Cette crise de la démocratie pourrait s’ouvrir sur des néo-fascismes mous, on le voit à travers le FN en France, les salafistes dans le monde musulman par exemple. Mais là où je reste optimiste, c’est que si les gauches radicales saisissent l’occasion pour avancer avec audace en décidant de fermer les agences de notation, en nationalisant les monopoles généralisés dans la perspective d’une socialisation de leur gestion par la loi, alors l’écho sera gigantesque. En France, Jean-Luc Mélenchon l’aborde un peu mais de façon encore timide.

GB : Vous évoquez le glissement sémantique qui s’est opéré entre l’expression « luttes sociales » et « mouvements sociaux ». Selon vous, cela entraîne une erreur d’analyse sur les tentatives d’émancipation des peuples. Dans quelle mesure ?

En effet, je n’aime pas beaucoup l’expression « mouvements », car il y a toujours eu des mouvements, la société est en mouvement. Il y a des mouvements progressistes et des mouvements réactionnaires. Les mouvements sont presque toujours légitimes mais sectoriels et sans convergence. Ils n’établissent pas forcément de liens entre les causes pour lesquelles ils se battent et la logique du capitalisme des monopoles généralisés. Ils restent faibles, je veux dire sur la défensive. La preuve en est donnée par le fait que jusqu’à ce jour les monopoles et leurs serviteurs politiques ont conservé l’initiative, tandis que les « mouvements » se contentent de réagir. Passer à l’offensive, c’est prendre des initiatives qui obligent les monopoles et les pouvoirs à eux réagir. Finalement, qui les contraignent eux à s’ajuster. C’est pourquoi je préfère parler de « luttes sociales », parce que lorsqu’il y a lutte, il y a l’idée de convergence avec d’autres luttes et donc d’une perspective de politisation.

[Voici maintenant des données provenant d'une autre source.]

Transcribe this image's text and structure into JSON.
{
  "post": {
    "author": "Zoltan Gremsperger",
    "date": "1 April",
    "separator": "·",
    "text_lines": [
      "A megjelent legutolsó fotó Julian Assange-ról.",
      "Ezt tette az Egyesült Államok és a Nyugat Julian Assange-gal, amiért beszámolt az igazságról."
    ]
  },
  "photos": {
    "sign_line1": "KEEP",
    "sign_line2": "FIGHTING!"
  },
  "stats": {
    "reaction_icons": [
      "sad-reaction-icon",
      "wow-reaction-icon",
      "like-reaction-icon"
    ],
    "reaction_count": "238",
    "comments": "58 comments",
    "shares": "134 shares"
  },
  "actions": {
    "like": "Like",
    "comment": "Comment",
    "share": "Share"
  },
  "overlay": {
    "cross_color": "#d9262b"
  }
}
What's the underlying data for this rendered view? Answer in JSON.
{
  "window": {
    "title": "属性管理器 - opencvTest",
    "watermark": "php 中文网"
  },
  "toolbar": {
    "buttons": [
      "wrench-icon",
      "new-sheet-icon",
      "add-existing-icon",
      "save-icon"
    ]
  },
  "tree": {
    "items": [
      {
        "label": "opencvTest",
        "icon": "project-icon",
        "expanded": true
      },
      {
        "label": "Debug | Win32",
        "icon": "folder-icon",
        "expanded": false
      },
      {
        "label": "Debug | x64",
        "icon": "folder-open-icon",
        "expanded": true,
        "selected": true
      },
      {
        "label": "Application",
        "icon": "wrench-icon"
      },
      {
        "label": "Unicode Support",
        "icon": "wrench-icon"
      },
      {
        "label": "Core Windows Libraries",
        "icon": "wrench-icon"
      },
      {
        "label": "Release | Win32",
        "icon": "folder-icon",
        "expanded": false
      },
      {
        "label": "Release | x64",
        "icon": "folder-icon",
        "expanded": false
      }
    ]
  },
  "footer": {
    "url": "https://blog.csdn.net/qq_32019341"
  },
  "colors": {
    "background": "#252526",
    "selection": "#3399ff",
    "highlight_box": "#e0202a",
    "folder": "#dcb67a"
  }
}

GB : Vous nous invitez dans votre livre à nous interroger sur la notion de démocratie et rejoignez en cela le point de vue de Noam Chomsky, notamment. Quelles sont les conditions d’une véritable transition démocratique réussie, d’après vous ?

Je partage ce que dit Noam Chomsky, ce qu’il explique sur la démocratie des États-Unis commence à être vrai en Europe. Selon moi, la question démocratique est indissociable du progrès social. Je préfère l’expression « démocratisation de la société » car il s’agit d’un processus dans lequel les progrès, même institutionnalisés par la gestion de la vie politique, doivent être indissociables du progrès social. Nous l’avons vu tout au long du 19ème siècle européen dans la bataille des classes ouvrières pour la reconnaissance de leurs droits en général, leurs droits syndicaux, économiques et sociaux. Les grandes victoires de la démocratie, notamment dans toute la période de l’après-guerre, celles qui ont été conduites par le Conseil national de la résistance, les nationalisations, la Sécurité sociale, etc., ont donné une légitimité aux classes ouvrières qu’elles n’avaient jamais eu auparavant dans l’histoire du capitalisme. Ces avancées démocratiques sont donc toujours liées au progrès social. Au contraire, dans les époques comme la nôtre, de régression sociale, la démocratie perd son sens.